WARNING! I am not a financial consultant and this should not be construed as advice. Don't blame me if the CRA or the IRS send you nasty letters and threaten to seize your house, car, dog, cat and wife. Do check all appropriate tax-related information for both the US and Canadian sides of the border.
Assuming you only have US stock dividends, the form 1042-S that you received should indicate 15.00 (15%) in box 5 (tax rate), assuming that you filed form W8-BEN with your stock broker prior to dividends being paid out. If you have no other US-related income than stock dividends and withholding has been claimed at 15% due to the treaty, you do not need to file US taxes as none of the conditions in the "Who Must File" section of the instructions for form 1040NR apply.
If your form 1042-S does not indicate 15% and the form only contains dividends, you need to file a US tax return by filing form 1040NR (not 1040NR-EZ) by following the instructions for form 1040NR. Of particular note is the section "Simplified Procedure for Claiming Certain Refunds."
Now, when filing your Canadian taxes, you will need to file form T2209 and indicate the amount of tax that was paid to the US government.
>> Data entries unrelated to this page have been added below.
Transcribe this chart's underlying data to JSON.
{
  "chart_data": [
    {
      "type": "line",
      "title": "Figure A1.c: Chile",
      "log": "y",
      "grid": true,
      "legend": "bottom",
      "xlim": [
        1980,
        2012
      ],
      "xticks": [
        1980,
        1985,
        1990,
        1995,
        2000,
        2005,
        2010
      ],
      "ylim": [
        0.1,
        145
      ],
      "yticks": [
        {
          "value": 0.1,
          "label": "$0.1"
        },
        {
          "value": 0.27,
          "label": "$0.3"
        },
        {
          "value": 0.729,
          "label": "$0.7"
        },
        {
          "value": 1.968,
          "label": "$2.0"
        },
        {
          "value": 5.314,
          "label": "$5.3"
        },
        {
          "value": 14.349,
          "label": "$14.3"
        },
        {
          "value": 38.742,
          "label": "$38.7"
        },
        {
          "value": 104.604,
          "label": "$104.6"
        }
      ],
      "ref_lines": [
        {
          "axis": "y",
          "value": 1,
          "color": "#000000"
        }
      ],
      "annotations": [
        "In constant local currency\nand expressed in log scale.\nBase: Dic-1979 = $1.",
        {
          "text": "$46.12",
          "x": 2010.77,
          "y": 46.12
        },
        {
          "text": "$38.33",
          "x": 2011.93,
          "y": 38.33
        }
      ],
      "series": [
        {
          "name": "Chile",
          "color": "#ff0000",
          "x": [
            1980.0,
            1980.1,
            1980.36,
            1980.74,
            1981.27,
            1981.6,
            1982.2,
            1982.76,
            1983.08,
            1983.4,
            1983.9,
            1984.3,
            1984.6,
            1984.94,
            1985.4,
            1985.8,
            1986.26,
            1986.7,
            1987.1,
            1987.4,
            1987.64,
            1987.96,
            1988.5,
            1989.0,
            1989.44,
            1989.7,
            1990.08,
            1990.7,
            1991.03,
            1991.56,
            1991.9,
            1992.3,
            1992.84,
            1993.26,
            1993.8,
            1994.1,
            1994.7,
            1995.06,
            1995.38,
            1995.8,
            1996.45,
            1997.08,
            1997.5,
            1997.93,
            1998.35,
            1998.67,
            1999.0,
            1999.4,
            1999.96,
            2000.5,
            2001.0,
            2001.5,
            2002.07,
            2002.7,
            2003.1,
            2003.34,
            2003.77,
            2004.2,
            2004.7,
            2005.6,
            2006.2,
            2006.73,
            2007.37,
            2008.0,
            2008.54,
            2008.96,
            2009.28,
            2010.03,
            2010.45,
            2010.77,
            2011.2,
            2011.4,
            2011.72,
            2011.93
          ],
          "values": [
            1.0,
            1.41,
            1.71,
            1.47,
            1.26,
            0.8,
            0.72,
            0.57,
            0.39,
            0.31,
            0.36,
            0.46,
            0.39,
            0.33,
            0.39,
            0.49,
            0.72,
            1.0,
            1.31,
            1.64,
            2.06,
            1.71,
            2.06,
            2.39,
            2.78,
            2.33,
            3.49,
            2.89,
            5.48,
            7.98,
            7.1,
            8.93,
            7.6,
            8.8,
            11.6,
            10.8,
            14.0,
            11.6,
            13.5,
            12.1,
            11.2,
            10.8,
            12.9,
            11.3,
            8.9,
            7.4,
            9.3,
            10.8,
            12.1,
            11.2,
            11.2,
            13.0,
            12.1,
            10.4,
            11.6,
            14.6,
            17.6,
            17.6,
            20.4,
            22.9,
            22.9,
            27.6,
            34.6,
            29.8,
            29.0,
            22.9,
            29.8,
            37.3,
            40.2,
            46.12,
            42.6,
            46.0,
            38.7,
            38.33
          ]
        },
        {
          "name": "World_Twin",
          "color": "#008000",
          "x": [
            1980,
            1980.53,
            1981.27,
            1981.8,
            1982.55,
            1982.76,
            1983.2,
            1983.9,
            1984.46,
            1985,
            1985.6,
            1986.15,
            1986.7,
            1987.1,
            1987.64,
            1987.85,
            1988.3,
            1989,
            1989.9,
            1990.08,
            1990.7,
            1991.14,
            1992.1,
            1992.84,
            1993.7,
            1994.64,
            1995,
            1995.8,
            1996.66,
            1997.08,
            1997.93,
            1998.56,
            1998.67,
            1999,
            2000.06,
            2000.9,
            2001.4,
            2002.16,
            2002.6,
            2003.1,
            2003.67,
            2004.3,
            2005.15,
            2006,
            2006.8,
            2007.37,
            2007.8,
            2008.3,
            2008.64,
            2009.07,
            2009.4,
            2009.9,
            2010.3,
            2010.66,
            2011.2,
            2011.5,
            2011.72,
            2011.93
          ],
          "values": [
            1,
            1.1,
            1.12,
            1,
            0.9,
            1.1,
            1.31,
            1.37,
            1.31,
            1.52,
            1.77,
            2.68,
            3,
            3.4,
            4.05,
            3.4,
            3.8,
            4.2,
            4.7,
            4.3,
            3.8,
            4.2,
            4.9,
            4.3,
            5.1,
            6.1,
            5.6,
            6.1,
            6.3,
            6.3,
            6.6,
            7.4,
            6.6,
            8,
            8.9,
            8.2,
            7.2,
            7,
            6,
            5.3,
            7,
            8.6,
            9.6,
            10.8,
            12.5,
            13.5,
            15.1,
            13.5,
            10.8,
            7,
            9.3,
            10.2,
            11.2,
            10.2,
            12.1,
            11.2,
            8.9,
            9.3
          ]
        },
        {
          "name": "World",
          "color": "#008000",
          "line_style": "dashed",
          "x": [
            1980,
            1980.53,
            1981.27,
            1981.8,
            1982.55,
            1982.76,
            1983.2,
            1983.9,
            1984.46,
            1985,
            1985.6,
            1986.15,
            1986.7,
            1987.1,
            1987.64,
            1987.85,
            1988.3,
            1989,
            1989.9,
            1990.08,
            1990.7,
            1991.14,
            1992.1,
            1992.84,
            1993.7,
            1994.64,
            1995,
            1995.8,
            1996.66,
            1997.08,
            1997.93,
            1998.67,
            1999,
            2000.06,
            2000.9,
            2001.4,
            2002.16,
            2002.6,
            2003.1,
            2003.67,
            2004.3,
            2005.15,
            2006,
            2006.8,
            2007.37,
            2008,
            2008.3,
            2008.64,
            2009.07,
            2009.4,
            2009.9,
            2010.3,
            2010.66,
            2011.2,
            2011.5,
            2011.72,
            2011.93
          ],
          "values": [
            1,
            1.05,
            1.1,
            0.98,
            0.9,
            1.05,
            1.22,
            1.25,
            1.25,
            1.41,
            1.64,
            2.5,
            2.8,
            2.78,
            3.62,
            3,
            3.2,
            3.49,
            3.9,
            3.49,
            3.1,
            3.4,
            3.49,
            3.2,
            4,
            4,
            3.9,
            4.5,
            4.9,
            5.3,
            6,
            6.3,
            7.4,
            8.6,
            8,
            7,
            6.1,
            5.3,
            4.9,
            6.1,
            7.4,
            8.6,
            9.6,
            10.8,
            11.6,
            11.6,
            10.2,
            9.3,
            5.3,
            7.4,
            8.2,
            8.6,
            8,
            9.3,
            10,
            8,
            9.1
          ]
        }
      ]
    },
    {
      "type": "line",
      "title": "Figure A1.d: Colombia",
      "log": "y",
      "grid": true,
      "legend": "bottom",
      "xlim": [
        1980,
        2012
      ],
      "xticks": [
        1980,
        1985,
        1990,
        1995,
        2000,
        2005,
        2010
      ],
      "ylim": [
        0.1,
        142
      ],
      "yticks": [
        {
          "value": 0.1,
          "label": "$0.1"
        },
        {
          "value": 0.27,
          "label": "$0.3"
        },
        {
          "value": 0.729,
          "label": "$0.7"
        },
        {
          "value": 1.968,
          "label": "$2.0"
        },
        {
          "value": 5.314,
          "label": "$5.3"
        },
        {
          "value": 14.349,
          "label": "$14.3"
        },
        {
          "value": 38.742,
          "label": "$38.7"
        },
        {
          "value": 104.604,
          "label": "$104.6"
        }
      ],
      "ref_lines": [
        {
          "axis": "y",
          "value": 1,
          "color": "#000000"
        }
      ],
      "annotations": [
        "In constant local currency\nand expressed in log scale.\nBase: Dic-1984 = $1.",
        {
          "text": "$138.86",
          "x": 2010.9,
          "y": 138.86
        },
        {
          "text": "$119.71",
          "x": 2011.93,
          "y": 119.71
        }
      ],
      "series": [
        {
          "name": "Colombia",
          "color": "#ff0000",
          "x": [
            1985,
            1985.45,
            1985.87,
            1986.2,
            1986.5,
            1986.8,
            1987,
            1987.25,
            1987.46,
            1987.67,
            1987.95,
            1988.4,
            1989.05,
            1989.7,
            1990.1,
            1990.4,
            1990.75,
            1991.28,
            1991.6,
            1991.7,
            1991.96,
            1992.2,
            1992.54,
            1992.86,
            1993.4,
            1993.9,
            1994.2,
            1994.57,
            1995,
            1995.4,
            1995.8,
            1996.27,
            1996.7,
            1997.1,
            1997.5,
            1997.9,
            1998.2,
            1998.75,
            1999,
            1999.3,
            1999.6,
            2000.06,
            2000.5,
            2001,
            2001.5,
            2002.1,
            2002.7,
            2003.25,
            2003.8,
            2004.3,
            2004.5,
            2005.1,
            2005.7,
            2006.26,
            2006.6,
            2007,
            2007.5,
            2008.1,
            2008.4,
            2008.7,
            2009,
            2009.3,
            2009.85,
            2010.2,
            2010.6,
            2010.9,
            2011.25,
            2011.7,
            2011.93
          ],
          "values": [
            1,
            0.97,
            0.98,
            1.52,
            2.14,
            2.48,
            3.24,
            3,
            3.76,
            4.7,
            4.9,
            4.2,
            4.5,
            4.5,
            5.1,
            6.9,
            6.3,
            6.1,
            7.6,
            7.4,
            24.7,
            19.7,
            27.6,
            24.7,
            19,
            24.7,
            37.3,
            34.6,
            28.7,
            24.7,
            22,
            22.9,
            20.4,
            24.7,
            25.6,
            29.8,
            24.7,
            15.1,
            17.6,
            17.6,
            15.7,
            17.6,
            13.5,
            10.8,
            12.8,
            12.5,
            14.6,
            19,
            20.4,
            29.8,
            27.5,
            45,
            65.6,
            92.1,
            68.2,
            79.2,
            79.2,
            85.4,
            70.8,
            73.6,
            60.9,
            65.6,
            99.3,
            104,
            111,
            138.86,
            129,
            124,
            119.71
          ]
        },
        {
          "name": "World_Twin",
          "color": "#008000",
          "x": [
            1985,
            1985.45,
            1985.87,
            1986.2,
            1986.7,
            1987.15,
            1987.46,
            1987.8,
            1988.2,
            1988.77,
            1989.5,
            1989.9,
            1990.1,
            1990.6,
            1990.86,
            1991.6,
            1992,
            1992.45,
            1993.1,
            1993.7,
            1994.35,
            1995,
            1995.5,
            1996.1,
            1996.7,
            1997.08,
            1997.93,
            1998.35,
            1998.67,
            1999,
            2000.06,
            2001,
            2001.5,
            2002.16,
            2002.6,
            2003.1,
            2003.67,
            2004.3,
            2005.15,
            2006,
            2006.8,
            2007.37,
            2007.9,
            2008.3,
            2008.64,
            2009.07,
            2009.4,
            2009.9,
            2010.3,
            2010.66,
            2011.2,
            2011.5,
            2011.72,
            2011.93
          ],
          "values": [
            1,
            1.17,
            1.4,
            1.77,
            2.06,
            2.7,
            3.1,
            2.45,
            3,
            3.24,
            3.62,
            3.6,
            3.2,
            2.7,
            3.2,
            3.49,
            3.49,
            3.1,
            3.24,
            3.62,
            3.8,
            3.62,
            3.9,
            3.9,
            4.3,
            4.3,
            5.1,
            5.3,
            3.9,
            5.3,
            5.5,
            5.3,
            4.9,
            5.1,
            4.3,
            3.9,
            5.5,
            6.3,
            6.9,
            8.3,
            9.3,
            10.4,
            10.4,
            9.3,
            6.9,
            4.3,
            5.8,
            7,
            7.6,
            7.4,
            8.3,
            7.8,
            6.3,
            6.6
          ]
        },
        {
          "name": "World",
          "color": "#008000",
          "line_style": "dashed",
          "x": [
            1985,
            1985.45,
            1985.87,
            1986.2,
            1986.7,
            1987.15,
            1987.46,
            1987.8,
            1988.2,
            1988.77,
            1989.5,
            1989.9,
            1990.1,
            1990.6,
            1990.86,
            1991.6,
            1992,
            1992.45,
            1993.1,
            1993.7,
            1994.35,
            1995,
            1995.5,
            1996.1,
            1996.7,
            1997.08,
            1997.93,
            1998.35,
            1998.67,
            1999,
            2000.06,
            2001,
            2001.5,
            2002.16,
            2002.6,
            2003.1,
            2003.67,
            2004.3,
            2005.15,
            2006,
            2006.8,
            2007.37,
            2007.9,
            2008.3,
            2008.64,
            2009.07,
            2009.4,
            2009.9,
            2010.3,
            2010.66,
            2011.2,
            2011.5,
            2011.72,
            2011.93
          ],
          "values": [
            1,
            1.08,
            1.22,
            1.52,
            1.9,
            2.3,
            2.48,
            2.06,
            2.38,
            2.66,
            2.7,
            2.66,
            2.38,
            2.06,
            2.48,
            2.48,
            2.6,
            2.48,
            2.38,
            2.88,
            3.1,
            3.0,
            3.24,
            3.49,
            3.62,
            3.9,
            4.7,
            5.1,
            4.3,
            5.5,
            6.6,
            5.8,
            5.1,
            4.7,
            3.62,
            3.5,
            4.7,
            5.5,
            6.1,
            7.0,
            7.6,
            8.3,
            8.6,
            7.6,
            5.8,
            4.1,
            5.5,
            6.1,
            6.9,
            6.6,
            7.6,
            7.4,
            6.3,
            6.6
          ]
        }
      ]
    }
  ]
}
If withholding was appropriately done, add the form 1042-S to your Canadian tax file, otherwise you will probably need to add a copy of your form 1040NR as well to indicate the amount of taxes that were paid to the US government as "Any amount of tax you paid to a foreign government in excess of the amount you had to pay according to a tax treaty is considered a voluntary contribution and does not qualify as foreign taxes paid." You will also need to report the dividends as income on line 121.
Of course, you should double check all of the above information with the appropriate sections of both the Canadian and US tax codes and I hope that this has been helpful.